Fade Out: New Video, Part Two
Capsule by Fred Camper
From the Chicago Reader
"This is one of the strongest video programs I've ever seen; almost all the works present lush, sensuous imagery within a coherent structure that expresses the theme. The two best are also brilliantly disturbing. Gregg Biermann's The Hobgoblin of Little Minds (1999) mixes abstract imagery and representational photography to create powerful visual disruptions, the pieces seeming to spin away from each other. By returning to certain images--often banal ones such as a store sign--he suggests a mind haunted by trauma. Marcello Mercado's The Warm Place (1998), partly a reflection on Argentina's bloody "Dirty War," creates a horrible yet rich weave of hotly colored images (human dismemberment, frames within the frame, unsettling text fragments), each part seeming to infect the others. Several other videos are simpler but emotionally affecting nonetheless.
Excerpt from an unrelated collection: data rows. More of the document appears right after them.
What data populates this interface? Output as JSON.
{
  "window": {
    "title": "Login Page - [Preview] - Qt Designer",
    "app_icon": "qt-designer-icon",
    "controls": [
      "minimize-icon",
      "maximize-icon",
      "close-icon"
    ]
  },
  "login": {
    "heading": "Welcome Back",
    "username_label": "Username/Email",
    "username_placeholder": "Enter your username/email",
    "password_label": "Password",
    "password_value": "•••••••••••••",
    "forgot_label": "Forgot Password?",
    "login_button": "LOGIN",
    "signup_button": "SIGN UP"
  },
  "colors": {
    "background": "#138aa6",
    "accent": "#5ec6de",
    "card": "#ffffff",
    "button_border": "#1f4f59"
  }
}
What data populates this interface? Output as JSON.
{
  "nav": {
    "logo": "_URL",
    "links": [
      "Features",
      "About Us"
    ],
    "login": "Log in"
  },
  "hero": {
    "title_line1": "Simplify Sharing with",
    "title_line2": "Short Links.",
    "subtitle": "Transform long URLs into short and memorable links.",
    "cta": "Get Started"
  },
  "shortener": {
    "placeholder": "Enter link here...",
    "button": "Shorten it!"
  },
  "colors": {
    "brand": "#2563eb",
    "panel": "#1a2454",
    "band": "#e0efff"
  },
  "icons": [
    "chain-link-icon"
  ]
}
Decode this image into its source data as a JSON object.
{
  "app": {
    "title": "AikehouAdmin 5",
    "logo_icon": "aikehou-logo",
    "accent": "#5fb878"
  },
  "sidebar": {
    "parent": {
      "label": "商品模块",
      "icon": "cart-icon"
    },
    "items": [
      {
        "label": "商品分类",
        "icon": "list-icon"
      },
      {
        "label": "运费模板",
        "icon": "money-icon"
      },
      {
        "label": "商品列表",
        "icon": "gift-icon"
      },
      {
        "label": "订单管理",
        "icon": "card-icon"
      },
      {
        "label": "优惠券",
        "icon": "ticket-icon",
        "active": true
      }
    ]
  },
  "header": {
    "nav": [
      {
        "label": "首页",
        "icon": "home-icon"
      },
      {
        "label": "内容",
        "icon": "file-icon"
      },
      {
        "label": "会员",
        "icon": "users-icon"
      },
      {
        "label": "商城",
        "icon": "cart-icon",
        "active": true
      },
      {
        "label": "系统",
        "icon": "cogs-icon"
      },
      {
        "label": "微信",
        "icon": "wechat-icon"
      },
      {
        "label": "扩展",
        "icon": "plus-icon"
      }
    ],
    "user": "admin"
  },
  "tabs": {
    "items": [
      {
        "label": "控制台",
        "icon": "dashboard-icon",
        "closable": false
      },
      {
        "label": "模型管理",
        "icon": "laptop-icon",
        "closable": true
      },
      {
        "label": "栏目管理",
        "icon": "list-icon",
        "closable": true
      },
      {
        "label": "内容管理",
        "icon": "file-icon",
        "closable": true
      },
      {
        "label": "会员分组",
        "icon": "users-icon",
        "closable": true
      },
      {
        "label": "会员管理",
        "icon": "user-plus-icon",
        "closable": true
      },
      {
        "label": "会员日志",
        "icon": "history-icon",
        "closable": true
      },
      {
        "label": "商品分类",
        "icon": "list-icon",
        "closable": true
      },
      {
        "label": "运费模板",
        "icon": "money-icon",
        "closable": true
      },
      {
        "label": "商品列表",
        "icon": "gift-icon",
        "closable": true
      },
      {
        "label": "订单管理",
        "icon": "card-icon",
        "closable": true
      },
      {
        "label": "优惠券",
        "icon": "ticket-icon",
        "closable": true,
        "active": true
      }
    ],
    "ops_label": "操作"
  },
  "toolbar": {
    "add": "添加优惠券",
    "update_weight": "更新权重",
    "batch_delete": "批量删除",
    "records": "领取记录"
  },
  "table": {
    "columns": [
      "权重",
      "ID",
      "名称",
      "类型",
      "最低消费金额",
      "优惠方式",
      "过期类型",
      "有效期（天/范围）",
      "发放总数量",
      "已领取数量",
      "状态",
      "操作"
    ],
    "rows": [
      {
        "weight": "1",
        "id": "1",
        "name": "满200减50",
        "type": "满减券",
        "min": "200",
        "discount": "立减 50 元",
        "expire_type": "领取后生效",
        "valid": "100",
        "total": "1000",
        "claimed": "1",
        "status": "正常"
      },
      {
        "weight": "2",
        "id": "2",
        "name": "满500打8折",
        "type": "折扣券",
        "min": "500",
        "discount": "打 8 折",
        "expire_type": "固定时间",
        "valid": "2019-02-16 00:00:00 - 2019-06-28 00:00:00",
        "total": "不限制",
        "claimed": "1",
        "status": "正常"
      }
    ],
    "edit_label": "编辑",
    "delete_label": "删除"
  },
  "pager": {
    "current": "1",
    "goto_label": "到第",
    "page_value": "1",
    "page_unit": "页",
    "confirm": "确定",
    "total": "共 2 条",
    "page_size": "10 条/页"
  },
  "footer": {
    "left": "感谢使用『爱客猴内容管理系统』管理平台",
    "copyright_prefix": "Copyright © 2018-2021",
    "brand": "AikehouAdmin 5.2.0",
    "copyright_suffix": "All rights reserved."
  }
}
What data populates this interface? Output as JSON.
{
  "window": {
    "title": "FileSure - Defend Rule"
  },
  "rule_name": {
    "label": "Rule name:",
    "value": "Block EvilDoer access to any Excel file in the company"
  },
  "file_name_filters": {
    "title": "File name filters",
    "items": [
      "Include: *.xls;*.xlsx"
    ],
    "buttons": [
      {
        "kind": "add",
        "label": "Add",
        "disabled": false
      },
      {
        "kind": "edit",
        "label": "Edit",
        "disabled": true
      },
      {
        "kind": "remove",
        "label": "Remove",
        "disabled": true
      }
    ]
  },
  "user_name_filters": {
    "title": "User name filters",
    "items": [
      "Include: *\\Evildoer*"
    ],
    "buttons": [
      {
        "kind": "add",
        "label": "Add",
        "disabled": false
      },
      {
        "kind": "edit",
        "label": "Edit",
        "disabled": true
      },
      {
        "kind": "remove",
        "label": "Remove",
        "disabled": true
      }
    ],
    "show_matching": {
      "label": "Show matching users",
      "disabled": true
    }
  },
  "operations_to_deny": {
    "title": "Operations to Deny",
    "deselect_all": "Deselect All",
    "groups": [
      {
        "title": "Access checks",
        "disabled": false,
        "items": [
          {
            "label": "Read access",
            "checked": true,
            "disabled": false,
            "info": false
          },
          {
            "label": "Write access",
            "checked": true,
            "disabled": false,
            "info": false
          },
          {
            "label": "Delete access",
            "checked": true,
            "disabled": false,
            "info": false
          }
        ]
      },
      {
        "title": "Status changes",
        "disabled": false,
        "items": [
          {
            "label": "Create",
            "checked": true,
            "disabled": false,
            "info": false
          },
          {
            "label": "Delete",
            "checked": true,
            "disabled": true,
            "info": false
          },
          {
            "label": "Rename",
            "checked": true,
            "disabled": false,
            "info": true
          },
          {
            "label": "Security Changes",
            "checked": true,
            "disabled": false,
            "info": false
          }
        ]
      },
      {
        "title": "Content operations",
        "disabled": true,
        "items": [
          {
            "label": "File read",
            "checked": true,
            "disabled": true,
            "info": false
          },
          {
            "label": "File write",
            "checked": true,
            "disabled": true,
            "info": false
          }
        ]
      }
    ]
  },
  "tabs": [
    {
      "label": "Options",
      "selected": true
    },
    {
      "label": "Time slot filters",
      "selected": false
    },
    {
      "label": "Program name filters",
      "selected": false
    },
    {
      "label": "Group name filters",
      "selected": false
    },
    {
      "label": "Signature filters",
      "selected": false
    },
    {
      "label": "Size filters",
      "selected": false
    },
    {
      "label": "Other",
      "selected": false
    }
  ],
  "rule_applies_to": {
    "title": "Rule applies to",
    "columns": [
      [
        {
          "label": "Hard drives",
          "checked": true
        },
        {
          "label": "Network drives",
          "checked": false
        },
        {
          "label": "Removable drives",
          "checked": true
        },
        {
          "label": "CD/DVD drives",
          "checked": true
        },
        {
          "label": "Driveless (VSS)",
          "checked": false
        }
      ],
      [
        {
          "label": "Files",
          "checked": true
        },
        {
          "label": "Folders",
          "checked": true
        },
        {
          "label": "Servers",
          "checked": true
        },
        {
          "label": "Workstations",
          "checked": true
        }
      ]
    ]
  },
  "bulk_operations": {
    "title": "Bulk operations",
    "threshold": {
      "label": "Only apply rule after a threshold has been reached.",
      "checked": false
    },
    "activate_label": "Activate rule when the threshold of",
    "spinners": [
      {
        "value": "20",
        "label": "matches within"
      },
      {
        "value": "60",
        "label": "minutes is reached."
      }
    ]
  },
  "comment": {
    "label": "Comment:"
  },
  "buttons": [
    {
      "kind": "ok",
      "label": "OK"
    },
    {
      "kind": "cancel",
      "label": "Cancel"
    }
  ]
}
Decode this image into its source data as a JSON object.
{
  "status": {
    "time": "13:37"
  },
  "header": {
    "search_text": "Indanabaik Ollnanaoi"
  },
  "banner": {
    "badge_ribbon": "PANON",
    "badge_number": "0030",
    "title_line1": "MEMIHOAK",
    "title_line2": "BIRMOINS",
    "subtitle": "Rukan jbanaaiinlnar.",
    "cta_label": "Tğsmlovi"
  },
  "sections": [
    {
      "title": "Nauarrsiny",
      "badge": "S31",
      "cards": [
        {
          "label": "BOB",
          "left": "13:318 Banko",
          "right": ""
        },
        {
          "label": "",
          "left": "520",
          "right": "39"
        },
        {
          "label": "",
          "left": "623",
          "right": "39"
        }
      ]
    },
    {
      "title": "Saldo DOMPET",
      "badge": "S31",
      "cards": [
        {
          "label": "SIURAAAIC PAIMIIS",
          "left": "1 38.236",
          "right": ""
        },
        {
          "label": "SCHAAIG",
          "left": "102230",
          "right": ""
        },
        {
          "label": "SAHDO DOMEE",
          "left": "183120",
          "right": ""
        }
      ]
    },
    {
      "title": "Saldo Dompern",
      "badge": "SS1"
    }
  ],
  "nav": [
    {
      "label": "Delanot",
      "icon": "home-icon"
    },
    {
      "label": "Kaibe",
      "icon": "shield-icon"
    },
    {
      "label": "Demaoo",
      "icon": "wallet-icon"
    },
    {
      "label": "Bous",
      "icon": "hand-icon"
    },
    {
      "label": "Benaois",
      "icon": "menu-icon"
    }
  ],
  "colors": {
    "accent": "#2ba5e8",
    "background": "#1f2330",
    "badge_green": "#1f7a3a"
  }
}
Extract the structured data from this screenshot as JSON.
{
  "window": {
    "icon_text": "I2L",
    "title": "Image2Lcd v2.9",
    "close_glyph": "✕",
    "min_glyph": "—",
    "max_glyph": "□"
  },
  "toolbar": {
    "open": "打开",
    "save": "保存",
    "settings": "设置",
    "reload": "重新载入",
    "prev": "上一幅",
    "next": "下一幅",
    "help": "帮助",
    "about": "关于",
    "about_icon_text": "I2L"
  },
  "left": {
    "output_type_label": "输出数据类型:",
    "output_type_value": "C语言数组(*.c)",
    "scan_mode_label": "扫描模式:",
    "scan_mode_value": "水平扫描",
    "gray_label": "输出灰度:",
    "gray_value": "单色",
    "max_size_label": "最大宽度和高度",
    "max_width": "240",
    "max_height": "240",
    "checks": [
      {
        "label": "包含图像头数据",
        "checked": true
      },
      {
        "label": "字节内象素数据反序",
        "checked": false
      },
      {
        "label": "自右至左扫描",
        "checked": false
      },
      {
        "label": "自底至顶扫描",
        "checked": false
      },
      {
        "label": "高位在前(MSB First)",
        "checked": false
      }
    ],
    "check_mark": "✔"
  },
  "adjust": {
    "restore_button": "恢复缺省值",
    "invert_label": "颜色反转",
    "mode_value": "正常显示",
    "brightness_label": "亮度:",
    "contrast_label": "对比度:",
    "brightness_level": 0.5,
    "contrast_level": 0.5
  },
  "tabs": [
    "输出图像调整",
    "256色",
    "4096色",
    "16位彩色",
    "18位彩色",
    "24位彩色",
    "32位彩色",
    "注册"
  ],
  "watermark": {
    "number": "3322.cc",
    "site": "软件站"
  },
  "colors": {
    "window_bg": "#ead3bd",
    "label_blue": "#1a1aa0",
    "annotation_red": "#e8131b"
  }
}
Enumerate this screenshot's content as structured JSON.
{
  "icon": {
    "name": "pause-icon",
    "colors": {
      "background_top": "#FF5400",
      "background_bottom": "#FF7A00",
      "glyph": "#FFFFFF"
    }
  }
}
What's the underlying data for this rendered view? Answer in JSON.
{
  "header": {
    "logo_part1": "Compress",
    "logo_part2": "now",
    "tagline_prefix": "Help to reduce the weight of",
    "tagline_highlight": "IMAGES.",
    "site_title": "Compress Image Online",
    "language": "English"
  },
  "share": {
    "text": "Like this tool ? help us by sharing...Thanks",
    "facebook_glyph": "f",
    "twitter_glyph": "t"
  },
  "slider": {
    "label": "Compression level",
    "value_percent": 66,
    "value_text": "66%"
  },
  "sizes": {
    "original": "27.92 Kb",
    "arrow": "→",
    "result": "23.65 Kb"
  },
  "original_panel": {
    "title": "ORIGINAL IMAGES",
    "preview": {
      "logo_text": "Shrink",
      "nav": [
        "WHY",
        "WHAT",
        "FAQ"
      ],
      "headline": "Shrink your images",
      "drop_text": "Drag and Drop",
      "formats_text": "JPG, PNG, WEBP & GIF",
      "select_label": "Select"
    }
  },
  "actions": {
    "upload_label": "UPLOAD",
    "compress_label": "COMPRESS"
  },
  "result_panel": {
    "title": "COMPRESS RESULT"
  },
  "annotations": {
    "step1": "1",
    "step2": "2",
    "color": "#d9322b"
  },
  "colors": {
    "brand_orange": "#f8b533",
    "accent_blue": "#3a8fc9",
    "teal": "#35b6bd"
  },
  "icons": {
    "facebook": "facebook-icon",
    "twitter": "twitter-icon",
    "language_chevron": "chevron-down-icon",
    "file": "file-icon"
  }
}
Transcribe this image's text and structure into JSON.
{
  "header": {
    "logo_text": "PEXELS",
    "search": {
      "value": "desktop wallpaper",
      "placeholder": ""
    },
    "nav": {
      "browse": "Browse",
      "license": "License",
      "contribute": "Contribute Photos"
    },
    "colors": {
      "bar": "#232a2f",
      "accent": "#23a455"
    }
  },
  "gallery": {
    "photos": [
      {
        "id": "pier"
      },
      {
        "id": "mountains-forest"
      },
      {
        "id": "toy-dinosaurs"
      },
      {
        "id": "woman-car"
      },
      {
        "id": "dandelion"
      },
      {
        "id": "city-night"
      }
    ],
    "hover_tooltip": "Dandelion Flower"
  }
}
Neil Goldberg's creepy My Parents Read Dreams I've Had About Them (1998) is a single long take of his parents in which, offscreen, he hands them pages to read, trapping them in his psychic life. Each of Pierre Yves Clouin's four witty homoerotic pieces explores a single concept: in Kangaroo (1998), fingers seem to emerge from, rather than enter, an anus. And in the sad, self-deprecating Fade Out (1998), Tony Buba prints texts over a single high-angle shot of Braddock, Pennsylvania, describing his absurdly arbitrary ways of calculating the length of the video or deciding when he should stop taking LSD. On the same program, works by Alfred Guzzetti and Michael Gitlin."